La question qui se pose tout au long du livre est aussi celle du statut de l’éducateur de football. Comment gagner décemment sa vie grâce à son travail d’éducateur et éviter d’avoir un double rôle en devenant agent ou en souhaitant participer à une relocalisation? Il doit être reconnu pour son rôle de soutien social. Il faut faire confiance aux joueurs sur le terrain … au football.

La fédération est-elle consciente de ces problèmes?

Avec les récentes élections, le président de la ligue de football de Paris-Île-de-France, Jamel Sandjak, a rejoint le comité exécutif de la fédération. Il a récemment signé une chronique dans Le Monde qui résume ce que j’ai dit récemment: comment promouvoir l’éducateur dans le football amateur?

Elle est donc consciente de tous les excès, mais pour que cela change, elle aura besoin du soutien de la fédération et des pouvoirs publics. Il y a un besoin urgent de réfléchir.

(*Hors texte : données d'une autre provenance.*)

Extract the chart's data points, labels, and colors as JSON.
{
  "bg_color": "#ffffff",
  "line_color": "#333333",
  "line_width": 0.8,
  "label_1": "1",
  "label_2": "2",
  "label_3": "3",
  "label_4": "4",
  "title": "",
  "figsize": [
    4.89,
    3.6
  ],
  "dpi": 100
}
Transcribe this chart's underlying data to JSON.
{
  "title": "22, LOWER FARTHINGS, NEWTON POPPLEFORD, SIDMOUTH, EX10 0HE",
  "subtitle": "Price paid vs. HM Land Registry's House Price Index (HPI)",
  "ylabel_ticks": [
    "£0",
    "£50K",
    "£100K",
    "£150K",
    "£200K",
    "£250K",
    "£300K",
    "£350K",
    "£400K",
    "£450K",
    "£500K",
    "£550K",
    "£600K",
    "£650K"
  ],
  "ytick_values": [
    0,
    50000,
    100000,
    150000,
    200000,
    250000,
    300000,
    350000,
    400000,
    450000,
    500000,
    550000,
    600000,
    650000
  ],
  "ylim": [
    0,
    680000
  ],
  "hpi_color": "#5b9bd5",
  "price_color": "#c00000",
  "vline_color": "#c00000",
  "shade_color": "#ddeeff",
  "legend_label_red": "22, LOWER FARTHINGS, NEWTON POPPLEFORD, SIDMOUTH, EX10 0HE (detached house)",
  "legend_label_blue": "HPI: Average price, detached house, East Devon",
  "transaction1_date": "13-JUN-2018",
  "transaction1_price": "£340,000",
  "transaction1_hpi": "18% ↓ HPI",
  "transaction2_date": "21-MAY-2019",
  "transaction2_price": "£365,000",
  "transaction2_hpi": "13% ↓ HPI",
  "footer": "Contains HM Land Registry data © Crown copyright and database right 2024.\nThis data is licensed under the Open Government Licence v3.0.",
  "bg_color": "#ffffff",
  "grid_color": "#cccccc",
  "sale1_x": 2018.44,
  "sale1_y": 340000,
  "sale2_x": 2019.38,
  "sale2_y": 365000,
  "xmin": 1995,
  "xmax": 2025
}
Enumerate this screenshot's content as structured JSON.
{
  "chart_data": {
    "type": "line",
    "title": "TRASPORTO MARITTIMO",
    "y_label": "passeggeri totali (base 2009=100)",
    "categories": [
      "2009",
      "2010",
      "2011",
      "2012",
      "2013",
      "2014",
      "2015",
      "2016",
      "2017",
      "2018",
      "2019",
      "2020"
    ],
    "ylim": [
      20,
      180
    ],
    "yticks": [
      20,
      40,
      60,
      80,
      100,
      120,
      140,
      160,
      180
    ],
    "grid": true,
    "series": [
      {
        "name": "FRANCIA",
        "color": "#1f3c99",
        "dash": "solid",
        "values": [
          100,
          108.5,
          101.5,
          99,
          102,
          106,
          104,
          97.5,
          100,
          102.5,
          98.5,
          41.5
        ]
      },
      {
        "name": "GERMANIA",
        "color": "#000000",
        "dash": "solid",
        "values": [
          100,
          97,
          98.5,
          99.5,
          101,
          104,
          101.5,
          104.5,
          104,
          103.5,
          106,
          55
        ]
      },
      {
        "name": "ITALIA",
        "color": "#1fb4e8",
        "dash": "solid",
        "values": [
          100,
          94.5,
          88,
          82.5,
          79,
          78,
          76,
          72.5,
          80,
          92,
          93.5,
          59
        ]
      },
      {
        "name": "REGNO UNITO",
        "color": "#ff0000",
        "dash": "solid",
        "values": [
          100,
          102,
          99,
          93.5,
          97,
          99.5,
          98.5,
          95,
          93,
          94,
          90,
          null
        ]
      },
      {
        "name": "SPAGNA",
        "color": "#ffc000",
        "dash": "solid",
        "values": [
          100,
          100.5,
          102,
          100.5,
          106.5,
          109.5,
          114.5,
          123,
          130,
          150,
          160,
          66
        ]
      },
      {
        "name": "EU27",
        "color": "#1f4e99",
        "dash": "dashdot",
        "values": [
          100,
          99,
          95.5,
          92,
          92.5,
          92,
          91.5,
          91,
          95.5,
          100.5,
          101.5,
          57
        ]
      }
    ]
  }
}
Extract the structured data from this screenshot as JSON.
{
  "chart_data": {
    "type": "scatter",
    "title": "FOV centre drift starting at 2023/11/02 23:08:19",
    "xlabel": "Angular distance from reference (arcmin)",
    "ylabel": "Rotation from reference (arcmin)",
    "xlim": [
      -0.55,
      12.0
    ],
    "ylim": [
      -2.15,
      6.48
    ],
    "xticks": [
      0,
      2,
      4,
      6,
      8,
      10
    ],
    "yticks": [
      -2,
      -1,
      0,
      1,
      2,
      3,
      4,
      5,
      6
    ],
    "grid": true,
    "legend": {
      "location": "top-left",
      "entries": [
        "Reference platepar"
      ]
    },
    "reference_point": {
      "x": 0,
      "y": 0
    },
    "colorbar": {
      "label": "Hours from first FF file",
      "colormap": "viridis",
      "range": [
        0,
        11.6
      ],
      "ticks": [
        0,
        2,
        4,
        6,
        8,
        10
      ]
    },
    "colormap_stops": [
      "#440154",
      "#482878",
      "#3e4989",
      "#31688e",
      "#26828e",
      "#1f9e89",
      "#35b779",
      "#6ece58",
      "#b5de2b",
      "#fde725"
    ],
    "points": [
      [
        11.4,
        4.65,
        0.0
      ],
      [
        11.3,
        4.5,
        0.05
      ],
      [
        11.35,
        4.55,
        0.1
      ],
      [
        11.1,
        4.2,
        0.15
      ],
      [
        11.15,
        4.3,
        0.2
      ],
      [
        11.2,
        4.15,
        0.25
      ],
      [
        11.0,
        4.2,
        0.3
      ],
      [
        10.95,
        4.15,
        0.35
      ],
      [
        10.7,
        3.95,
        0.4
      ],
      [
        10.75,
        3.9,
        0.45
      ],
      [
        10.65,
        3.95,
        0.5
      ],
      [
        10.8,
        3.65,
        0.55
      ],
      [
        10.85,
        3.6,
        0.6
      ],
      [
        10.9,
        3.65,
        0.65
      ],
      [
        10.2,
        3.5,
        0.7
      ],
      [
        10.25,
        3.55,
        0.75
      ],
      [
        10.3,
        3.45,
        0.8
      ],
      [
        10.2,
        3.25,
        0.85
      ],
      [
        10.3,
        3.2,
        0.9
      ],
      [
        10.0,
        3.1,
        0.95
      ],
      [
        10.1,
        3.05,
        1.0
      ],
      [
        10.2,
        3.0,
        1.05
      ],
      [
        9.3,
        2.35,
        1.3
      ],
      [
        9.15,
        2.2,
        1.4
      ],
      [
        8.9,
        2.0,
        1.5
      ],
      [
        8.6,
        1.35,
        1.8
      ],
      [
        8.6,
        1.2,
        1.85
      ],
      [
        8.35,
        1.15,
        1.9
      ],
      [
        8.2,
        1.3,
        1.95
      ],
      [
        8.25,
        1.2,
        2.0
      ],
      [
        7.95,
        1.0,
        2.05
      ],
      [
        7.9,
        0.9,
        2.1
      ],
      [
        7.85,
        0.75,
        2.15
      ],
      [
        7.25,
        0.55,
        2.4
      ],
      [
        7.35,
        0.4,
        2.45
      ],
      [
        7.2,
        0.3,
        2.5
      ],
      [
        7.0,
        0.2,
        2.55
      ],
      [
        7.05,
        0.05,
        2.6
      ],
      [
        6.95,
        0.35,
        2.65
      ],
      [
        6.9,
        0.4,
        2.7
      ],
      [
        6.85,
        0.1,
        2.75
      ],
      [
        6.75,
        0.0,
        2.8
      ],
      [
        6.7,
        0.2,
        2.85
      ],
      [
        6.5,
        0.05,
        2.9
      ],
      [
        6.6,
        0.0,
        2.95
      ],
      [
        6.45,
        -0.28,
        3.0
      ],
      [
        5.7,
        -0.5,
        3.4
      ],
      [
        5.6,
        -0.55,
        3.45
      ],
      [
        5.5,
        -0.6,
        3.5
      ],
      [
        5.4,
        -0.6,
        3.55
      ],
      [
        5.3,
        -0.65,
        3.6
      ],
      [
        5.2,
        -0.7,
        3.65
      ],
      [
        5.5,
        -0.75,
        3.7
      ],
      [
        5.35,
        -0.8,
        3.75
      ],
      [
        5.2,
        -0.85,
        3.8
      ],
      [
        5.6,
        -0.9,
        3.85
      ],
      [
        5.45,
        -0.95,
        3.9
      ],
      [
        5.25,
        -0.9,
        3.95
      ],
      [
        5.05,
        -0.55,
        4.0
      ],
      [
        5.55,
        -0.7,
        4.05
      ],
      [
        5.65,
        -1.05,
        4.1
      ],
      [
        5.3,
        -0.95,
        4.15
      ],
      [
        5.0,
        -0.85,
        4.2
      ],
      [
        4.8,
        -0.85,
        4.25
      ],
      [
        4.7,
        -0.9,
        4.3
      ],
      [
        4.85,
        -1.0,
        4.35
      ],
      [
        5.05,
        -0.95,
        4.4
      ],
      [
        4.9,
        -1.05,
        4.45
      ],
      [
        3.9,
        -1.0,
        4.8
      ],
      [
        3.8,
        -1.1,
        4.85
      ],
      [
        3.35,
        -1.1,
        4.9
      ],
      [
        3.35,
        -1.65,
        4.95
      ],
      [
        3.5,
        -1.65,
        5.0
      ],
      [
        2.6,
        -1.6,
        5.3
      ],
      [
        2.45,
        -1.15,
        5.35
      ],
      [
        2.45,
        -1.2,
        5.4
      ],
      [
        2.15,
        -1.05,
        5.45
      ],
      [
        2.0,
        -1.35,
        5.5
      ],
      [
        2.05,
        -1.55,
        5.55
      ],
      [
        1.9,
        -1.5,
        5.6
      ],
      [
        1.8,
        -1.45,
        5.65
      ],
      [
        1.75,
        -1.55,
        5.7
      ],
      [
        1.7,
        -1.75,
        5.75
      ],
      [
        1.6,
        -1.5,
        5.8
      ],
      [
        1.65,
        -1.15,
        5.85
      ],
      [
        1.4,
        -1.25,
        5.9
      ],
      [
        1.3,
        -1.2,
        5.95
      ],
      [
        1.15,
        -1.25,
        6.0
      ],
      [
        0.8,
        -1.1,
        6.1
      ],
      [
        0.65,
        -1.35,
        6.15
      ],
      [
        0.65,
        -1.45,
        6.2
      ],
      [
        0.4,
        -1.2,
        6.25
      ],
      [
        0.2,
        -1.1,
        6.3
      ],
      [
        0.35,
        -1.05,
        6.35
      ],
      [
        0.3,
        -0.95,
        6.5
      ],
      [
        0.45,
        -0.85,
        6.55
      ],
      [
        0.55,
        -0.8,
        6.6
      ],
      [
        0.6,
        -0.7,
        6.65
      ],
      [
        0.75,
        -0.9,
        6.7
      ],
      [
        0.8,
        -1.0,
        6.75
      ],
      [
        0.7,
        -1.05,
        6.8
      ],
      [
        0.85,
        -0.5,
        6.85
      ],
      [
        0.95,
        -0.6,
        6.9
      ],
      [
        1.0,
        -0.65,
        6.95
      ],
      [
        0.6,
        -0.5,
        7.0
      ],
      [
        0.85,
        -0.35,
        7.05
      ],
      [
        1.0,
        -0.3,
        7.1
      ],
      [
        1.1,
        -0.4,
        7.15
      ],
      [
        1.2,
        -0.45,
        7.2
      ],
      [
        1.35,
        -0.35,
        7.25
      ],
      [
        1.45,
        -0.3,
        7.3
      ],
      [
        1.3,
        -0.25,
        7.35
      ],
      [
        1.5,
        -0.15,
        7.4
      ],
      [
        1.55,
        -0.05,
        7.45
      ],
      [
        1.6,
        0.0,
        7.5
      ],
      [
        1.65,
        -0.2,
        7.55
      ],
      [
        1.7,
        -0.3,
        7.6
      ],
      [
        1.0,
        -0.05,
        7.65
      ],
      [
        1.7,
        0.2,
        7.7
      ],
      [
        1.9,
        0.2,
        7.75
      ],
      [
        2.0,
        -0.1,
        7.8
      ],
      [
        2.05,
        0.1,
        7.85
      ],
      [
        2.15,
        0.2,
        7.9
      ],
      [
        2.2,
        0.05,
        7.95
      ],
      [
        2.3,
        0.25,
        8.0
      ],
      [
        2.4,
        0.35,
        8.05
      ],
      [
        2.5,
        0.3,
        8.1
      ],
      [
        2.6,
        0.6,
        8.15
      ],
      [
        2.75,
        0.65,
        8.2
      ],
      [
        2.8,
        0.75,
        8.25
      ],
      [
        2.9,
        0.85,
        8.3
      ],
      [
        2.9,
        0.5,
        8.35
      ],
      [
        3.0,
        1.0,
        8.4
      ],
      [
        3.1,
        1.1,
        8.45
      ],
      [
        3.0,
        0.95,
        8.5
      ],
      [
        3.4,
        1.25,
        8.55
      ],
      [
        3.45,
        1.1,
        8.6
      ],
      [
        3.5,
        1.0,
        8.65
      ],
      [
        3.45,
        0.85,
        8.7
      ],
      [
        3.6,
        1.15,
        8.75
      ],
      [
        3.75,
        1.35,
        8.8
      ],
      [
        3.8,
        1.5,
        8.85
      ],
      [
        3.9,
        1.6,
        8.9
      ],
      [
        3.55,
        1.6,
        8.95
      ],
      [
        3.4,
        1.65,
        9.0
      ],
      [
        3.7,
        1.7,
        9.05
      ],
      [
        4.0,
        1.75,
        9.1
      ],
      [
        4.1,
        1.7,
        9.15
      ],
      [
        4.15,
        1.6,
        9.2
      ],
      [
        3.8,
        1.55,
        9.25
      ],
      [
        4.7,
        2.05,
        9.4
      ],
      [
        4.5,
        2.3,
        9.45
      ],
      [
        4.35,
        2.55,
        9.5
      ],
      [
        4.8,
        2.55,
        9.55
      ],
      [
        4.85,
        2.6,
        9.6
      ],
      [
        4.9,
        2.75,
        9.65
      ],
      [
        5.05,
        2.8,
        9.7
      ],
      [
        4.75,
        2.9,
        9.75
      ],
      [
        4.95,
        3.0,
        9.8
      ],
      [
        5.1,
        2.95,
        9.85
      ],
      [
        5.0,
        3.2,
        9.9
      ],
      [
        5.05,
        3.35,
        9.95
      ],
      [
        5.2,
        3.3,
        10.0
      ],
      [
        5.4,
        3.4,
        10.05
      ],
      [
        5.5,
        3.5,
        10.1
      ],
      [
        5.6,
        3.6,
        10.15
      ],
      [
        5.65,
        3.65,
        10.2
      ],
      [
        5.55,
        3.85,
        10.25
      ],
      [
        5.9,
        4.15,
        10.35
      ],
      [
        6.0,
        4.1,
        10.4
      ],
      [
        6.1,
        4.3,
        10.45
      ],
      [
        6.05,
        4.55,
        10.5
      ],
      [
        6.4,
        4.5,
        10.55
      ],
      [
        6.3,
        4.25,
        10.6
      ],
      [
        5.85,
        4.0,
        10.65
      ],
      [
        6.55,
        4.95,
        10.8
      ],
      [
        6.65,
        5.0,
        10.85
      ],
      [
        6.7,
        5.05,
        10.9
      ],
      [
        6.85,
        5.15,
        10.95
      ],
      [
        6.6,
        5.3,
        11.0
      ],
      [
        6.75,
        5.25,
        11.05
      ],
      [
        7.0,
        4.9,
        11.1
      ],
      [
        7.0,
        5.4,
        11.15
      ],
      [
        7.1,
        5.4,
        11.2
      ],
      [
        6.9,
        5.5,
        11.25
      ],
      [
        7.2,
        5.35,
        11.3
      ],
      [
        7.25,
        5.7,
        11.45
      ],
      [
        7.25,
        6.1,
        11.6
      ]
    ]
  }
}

Quelle est l’attitude des centres de formation et des clubs professionnels face à tout cela? Est-ce qu’ils alimentent cette entreprise?

Le commerce est l’affaire de nombreux clubs. Il s’agit de trouver des jeunes, de les préformer, de les former, de les exposer, pour pouvoir les vendre au meilleur prix. La Ligue 1 est désormais prise à son propre piège car elle est pillée par des clubs étrangers.

Avec la crise du Covid-19 et le fiasco Mediapro, le football français sera contraint de réinventer un modèle économique et ne pourra le faire sans avoir des clubs amateurs. C’est l’occasion de voir comment protéger la formation française. Nous devons sortir de l’hypocrisie de dire que la loi Buffet est suffisante. Il faut que les États généraux protègent la formation à la française et en capitalisent tout en veillant à ce que chaque acteur en profite. Aujourd’hui, le capitalisme sauvage du football a perverti tout le système et va nous faire exploser la face.